Just 4% of women live under nearly full legal equality as enforcement gaps widen the divide between laws on the books and rights in practice

Nandita Banerji

  • World Bank says women’s economic-opportunity laws are only half-enforced globally

  • Just 4% of women live in economies with nearly full legal equality

  • Safety from violence, childcare and access to credit remain major gaps

  • Report warns enforcement failures are holding back growth and job creation

Laws designed to ensure equal economic opportunities for women are only half-enforced on average across the world, according to a new report from the World Bank Group, highlighting what it calls “huge opportunity gaps” that are holding back growth.

The latest Women, Business and the Law report finds that even if laws were fully enforced, women would still enjoy barely two-thirds of the legal rights of men. Only 4% of women worldwide live in economies that provide nearly full legal equality.

For the first time, the report assesses not only the degree of equality in laws on the books, but also the extent to which those laws are enforced. Legal experts surveyed estimated that laws encouraging full economic participation by women are only half-enforced. Economies, on average, have in place fewer than half of the policies and services needed for enforcement.

That shortfall, the report warns, is keeping economies from reaching their full potential to grow and create jobs.

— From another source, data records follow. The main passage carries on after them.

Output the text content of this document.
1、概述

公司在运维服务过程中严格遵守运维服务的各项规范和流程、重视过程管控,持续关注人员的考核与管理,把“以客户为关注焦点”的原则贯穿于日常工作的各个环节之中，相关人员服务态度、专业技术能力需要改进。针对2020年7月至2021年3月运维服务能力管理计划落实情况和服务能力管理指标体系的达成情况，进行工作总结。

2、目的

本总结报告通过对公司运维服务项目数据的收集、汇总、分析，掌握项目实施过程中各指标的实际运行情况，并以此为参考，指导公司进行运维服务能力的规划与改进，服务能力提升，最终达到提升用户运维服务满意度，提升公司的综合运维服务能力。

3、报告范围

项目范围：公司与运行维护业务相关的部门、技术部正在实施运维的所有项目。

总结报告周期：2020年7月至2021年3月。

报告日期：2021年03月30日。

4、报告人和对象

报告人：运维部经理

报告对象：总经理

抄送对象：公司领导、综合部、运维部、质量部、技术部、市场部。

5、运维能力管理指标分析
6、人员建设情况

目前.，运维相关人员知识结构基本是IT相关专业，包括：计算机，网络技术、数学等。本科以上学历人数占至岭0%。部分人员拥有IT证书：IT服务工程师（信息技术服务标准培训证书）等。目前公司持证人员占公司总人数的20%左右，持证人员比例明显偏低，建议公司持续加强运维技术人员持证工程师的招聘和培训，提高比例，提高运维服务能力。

“On paper, most countries are doing reasonably well: the average country scores 67 out of 100 on the adequacy of laws to enable economic equality between women and men,” said Indermit Gill, the World Bank Group’s Chief Economist and Senior Vice President for Development Economics. “But when it comes to enforcing the laws, the average score drops to 53. And when the systems needed to implement those rights are assessed, the adequacy score is just 47. These numbers reflect huge opportunity gaps— and the findings of this report provide policymakers with intelligence to reverse the decline in the growth potential of developing economies.”

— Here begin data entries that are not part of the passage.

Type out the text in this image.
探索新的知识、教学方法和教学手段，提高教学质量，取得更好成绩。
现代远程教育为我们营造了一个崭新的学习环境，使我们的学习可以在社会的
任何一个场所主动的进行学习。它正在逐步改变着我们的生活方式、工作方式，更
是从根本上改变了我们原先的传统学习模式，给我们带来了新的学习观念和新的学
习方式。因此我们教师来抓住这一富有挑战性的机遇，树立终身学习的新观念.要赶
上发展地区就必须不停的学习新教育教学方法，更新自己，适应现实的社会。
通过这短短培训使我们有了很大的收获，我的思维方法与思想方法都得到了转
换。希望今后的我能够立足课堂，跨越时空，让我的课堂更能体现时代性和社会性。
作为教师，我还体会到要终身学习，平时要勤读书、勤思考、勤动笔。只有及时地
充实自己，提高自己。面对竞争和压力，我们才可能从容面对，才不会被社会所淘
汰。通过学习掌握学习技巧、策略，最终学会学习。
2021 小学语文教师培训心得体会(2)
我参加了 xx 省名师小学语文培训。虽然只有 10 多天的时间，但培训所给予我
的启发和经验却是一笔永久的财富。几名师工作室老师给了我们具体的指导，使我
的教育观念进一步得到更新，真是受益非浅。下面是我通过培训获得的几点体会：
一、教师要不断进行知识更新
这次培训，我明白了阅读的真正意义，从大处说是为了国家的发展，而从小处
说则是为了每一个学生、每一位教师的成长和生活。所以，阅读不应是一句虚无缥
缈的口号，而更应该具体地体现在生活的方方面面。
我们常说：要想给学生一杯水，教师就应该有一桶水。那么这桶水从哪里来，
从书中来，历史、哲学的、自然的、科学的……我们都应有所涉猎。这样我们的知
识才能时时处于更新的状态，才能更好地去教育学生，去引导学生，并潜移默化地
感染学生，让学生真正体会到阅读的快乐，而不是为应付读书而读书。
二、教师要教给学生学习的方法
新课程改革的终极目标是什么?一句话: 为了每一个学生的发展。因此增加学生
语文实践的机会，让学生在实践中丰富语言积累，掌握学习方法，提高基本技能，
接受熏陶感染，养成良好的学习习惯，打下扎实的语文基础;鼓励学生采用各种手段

The report evaluates women’s economic participation across 10 areas, including safety from violence, access to childcare, entrepreneurship, employment protections, asset ownership and retirement security.

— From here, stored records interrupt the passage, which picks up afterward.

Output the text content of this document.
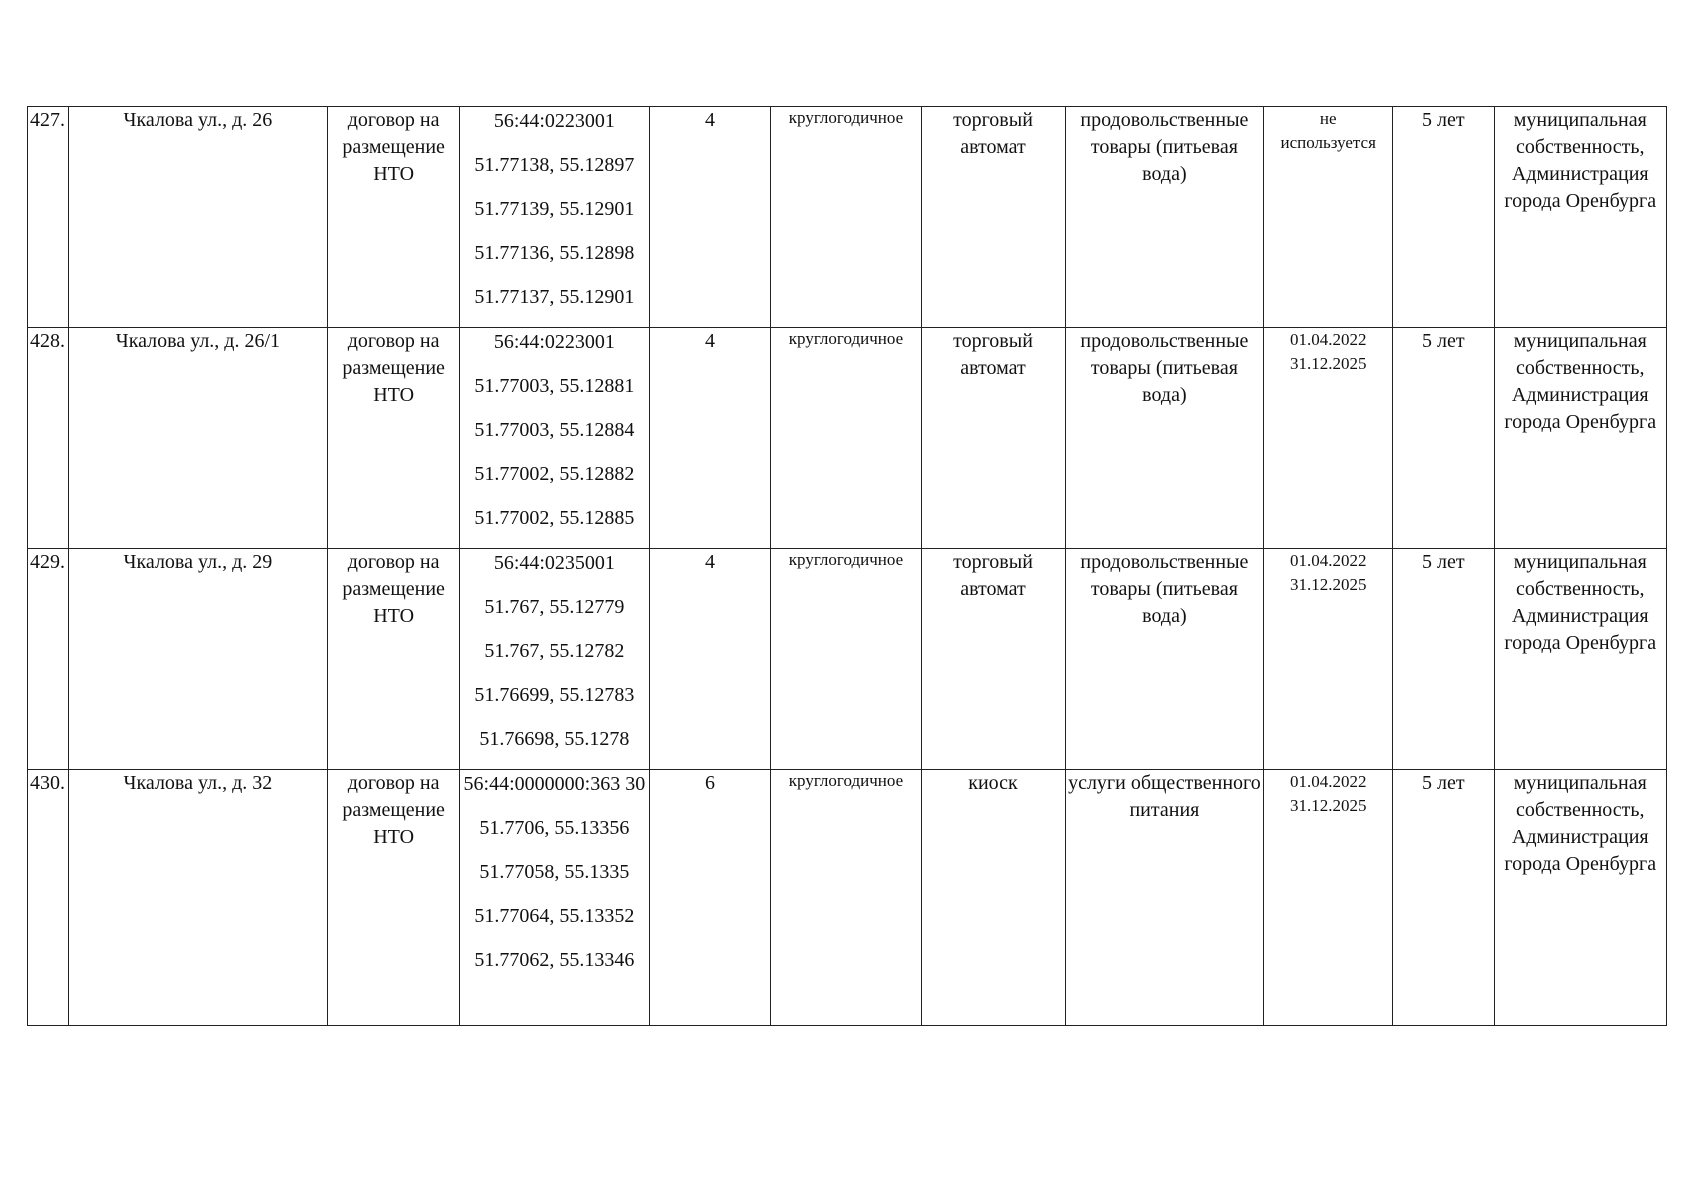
427.	Чкалова ул., д. 26	договор на размещение НТО	56:44:0223001
51.77138, 55.12897
51.77139, 55.12901
51.77136, 55.12898
51.77137, 55.12901	4	круглогодичное	торговый автомат	продовольственные товары (питьевая вода)	не
используется	5 лет	муниципальная собственность, Администрация города Оренбурга
428.	Чкалова ул., д. 26/1	договор на размещение НТО	56:44:0223001
51.77003, 55.12881
51.77003, 55.12884
51.77002, 55.12882
51.77002, 55.12885	4	круглогодичное	торговый автомат	продовольственные товары (питьевая вода)	01.04.2022
31.12.2025	5 лет	муниципальная собственность, Администрация города Оренбурга
429.	Чкалова ул., д. 29	договор на размещение НТО	56:44:0235001
51.767, 55.12779
51.767, 55.12782
51.76699, 55.12783
51.76698, 55.1278	4	круглогодичное	торговый автомат	продовольственные товары (питьевая вода)	01.04.2022
31.12.2025	5 лет	муниципальная собственность, Администрация города Оренбурга
430.	Чкалова ул., д. 32	договор на размещение НТО	56:44:0000000:363 30
51.7706, 55.13356
51.77058, 55.1335
51.77064, 55.13352
51.77062, 55.13346	6	круглогодичное	киоск	услуги общественного питания	01.04.2022
31.12.2025	5 лет	муниципальная собственность, Администрация города Оренбурга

It identifies safety from violence as a major shortcoming. “True equality begins with safety. Whether at home, at work, or in public, women deserve protection to thrive,” said Norman Loayza, Director of the World Bank’s Policy Indicators Group. “Globally, we’re falling short. We have only a third of the safety laws we need, and even then, enforcement is failing 80% of the time.”

Entrepreneurship is another low-scoring area. Although women can start businesses on the same legal terms as men in nearly all economies, only about half promote equal access to credit, leaving many women entrepreneurs without financing.

Childcare also remains a significant gap. Less than half of the 190 economies covered have laws providing financial or tax support for families. Among those, only 30% of policies needed to support affordable and high-quality childcare services are in place. In low-income economies, just 1% of childcare support mechanisms exist.

Tea Trumbic, Manager for the Women, Business and the Law project and the report’s lead author, said: “Over the next decade, 1.2 billion young people—half of them girls—will enter the workforce. Many will come of age in regions where women face the biggest barriers, and where the GDP boost that would result from their participation is most needed. Ensuring equal opportunity for women here—and everywhere—benefits societies as a whole, not just women. It’s an economic must-have, in short, not just a nice-to-have.”

Despite the enforcement gaps, the report notes progress in laws on the books. Over the past two years, 68 economies enacted 113 positive legal reforms across most areas of women’s economic life. Sub-Saharan Africa implemented 33 reforms, the largest number of any region, while Egypt was identified as the world’s top reformer, increasing its legal equality score by nearly 10 points.